Yesterday, I got to become a co-teacher and learner with a group of grade 7 students that Rola Tibshirani teaches. We wanted to provide explicit moments of social and emotional development as students worked collaboratively in groups. Anyone entering the classroom during this time could easily think that all students in these groups were all contributing to the thinking about environmental issues.They were sitting together, no distracting behaviours were being manifest and visual representation of relevant learning was being put onto the chart paper.
Each student wrote a personal reflection |
But, on closer inspection, through "reflective check-in", each student was given a sticky to identify if they had a challenge working collaboratively. They did not have to identify which group they worked in, the purpose was to develop purposeful self reflection, or as we call it through social emotional learning, self-awareness. It was evident that although all groups had ideas written down, it wasn't without challenges. What was even more important was that there was more than one reason why the students had felt these challenges. We had hit the "reflective check-in" jackpot, as we were now hearing true student voice, experience and opening up moments for whole group reflection and awareness.

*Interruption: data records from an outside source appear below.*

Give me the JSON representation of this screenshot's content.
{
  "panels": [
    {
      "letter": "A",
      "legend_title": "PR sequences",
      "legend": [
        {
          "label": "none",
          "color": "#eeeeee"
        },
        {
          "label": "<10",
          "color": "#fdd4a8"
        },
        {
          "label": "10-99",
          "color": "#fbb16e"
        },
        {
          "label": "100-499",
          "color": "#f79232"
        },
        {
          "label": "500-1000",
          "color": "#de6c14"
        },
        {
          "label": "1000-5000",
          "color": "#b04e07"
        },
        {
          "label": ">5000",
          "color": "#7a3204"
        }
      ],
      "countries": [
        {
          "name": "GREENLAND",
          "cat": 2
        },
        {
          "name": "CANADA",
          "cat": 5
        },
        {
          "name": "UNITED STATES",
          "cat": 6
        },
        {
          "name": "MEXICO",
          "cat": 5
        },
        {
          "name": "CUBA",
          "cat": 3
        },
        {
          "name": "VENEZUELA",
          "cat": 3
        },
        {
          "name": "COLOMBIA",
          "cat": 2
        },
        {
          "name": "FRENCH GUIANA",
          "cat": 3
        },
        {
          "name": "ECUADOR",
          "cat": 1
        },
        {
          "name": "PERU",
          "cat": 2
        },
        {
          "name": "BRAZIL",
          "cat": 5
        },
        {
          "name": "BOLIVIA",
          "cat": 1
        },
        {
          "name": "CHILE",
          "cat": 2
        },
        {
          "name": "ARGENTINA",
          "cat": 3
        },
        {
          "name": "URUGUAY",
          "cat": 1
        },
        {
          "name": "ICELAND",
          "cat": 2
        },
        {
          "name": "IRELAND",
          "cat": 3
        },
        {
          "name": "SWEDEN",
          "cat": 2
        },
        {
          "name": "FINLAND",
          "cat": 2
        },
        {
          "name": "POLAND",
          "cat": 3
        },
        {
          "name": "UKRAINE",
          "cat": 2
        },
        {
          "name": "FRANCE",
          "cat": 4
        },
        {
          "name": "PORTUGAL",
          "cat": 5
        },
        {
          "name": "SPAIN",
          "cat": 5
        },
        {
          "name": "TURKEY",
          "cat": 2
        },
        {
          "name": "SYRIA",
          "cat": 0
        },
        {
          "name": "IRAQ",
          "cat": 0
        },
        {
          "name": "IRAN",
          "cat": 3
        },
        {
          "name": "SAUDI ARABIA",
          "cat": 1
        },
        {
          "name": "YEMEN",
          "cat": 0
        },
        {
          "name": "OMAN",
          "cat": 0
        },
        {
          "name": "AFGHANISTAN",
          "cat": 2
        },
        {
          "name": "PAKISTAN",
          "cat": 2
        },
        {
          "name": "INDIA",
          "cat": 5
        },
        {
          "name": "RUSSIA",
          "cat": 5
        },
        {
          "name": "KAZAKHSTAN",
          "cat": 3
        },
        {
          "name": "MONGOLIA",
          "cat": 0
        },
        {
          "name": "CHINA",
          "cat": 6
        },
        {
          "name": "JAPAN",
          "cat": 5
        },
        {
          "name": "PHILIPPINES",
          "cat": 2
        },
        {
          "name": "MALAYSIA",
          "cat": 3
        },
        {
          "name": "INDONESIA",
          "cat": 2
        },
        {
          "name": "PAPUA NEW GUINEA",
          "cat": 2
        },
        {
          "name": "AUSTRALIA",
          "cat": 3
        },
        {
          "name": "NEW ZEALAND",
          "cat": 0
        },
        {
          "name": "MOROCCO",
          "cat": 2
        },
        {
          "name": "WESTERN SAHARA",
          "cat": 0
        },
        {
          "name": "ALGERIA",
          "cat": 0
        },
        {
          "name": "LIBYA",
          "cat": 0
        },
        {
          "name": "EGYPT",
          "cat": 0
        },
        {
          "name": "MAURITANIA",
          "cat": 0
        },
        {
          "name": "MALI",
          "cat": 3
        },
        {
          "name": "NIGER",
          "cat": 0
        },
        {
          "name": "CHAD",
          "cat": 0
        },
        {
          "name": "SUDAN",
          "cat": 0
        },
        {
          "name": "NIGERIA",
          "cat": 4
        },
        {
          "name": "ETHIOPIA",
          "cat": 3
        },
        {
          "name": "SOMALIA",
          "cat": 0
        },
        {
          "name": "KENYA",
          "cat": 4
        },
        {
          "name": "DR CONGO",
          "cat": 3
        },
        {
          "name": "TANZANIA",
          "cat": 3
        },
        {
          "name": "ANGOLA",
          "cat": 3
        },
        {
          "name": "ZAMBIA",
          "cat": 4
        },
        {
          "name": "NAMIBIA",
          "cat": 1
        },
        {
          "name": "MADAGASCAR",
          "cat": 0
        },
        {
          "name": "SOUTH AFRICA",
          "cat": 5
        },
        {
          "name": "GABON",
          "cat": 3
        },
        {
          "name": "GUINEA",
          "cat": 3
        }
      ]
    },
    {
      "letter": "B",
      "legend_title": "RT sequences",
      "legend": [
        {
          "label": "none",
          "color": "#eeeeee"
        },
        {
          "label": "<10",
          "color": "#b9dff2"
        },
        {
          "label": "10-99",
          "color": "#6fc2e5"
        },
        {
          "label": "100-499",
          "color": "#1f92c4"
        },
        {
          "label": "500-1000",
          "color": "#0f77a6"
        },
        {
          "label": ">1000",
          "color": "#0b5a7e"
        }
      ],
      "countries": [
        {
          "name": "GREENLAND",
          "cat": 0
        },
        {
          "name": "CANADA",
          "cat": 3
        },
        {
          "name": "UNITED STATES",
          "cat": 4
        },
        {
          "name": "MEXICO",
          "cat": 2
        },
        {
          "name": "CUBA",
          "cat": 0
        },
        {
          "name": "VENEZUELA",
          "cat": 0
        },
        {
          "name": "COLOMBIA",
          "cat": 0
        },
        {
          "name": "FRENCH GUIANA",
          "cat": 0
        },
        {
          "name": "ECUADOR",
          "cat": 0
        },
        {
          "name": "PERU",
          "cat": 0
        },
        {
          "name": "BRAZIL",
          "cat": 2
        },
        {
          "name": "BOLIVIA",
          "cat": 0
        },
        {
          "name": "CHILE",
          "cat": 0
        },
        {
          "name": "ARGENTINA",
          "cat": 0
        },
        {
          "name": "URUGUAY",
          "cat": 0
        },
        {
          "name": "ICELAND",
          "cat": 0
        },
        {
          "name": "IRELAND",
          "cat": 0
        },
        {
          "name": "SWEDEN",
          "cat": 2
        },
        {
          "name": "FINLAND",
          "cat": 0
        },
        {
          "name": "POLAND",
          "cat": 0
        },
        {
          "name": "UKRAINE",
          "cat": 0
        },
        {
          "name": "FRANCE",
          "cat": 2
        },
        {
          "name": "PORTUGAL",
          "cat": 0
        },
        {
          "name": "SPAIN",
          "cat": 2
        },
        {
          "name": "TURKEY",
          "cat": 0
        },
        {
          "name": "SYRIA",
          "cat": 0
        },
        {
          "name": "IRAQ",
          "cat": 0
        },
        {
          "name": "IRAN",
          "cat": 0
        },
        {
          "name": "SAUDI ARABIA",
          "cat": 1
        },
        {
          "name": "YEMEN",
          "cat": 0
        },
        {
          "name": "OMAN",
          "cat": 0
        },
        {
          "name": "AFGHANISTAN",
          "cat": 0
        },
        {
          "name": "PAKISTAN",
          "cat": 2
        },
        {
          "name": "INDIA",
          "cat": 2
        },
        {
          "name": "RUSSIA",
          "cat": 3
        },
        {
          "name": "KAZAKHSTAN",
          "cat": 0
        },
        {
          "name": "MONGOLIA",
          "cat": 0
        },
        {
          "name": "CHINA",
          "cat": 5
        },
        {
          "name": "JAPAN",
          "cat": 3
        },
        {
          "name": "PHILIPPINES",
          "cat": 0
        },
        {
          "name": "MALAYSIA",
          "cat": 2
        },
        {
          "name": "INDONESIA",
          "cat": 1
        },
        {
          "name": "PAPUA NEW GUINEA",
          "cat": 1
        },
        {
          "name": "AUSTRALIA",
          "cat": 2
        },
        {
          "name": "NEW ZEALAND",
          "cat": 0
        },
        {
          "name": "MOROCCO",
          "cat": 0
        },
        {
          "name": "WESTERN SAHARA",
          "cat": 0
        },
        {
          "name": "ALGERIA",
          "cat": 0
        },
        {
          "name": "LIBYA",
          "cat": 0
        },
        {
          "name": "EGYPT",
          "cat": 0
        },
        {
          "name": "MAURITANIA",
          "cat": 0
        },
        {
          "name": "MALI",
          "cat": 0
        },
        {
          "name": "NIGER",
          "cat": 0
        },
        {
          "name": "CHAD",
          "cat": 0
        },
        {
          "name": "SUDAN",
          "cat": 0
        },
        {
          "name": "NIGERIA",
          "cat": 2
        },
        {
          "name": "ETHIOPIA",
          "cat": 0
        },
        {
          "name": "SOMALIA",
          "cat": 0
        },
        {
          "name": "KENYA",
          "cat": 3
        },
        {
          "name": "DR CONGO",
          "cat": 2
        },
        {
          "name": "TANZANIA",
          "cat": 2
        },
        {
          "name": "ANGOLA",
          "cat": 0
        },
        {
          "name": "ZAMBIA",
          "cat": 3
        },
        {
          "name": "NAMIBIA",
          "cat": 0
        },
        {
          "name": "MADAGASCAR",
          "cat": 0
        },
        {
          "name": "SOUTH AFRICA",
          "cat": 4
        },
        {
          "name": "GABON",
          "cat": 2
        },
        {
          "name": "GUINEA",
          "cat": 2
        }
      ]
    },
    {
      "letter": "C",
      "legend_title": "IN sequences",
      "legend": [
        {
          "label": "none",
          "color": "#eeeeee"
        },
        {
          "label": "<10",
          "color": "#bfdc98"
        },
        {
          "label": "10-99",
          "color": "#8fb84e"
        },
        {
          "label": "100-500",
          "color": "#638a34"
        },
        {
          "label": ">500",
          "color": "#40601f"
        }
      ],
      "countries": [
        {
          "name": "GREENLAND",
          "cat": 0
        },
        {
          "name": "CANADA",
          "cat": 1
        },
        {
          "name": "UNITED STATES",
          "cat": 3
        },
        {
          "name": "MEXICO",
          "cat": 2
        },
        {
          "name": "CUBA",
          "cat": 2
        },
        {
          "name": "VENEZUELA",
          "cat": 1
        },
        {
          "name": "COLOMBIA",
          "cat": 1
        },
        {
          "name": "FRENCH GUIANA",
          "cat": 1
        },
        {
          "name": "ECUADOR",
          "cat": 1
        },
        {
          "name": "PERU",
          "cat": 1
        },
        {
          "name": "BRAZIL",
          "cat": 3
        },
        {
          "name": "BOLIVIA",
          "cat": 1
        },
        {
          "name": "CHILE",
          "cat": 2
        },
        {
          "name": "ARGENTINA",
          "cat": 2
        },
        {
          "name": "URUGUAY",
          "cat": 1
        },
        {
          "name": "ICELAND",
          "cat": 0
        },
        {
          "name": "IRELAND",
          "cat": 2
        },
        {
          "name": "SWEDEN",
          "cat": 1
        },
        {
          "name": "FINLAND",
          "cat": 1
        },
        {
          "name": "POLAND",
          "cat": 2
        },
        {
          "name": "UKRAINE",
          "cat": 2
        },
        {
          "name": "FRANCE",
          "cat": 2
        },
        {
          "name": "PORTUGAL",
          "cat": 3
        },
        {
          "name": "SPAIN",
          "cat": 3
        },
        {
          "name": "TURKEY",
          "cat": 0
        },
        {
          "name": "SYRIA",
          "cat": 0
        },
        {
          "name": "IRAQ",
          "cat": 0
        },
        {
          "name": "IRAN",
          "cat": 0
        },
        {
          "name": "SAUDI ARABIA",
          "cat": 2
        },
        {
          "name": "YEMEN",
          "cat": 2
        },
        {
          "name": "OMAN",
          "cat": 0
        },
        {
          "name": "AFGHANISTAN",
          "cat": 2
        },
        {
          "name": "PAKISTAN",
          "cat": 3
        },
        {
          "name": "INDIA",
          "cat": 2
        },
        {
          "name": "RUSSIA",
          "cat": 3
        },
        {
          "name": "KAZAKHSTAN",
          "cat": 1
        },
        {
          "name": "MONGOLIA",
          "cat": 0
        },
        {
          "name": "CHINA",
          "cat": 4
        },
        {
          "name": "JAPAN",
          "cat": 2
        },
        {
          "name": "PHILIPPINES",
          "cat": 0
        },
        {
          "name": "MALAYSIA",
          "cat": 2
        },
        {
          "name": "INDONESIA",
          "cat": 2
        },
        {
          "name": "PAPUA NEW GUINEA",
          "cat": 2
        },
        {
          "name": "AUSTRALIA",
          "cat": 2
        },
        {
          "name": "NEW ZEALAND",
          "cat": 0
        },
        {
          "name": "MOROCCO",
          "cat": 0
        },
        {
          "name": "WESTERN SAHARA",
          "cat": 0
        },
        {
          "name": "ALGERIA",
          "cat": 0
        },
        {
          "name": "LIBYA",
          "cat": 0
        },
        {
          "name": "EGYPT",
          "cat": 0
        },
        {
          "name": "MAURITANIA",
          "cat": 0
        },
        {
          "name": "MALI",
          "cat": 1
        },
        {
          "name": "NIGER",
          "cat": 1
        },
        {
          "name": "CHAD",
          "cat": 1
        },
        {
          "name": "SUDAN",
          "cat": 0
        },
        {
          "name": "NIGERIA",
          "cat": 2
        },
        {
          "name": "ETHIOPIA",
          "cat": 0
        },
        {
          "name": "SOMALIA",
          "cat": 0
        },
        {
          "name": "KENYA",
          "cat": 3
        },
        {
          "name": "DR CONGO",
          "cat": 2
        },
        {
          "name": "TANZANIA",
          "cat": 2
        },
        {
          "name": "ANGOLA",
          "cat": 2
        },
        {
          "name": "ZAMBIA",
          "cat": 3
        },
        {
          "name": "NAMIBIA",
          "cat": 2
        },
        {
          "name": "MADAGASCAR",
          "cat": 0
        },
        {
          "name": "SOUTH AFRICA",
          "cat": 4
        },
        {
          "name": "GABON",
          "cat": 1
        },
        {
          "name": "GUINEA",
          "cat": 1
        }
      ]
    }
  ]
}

We took each reflection and put them into themes to use during discussions around strategies to support challenges. |
Being true to the authentic learning moment we asked the students to reflect upon the collaboration challenges that the students had expressed feeling. Then they were asked to come up with possible solutions to each of the challenges.
Rola, continued today with open class reflection on how they were going to ensure that all student voices were being documented during today's group work. Students chose strategies from yesterday's list of ideas and implemented them with success today.
This kind of explicit instruction allows students to see how content learning requires effective collaboration and listening skills. It also offers opportunities to explicitly address SEL skill development, in this case, self awareness, self management, social awareness and relationship skills. All of which evolved when opportunities were given for "reflective check-ins".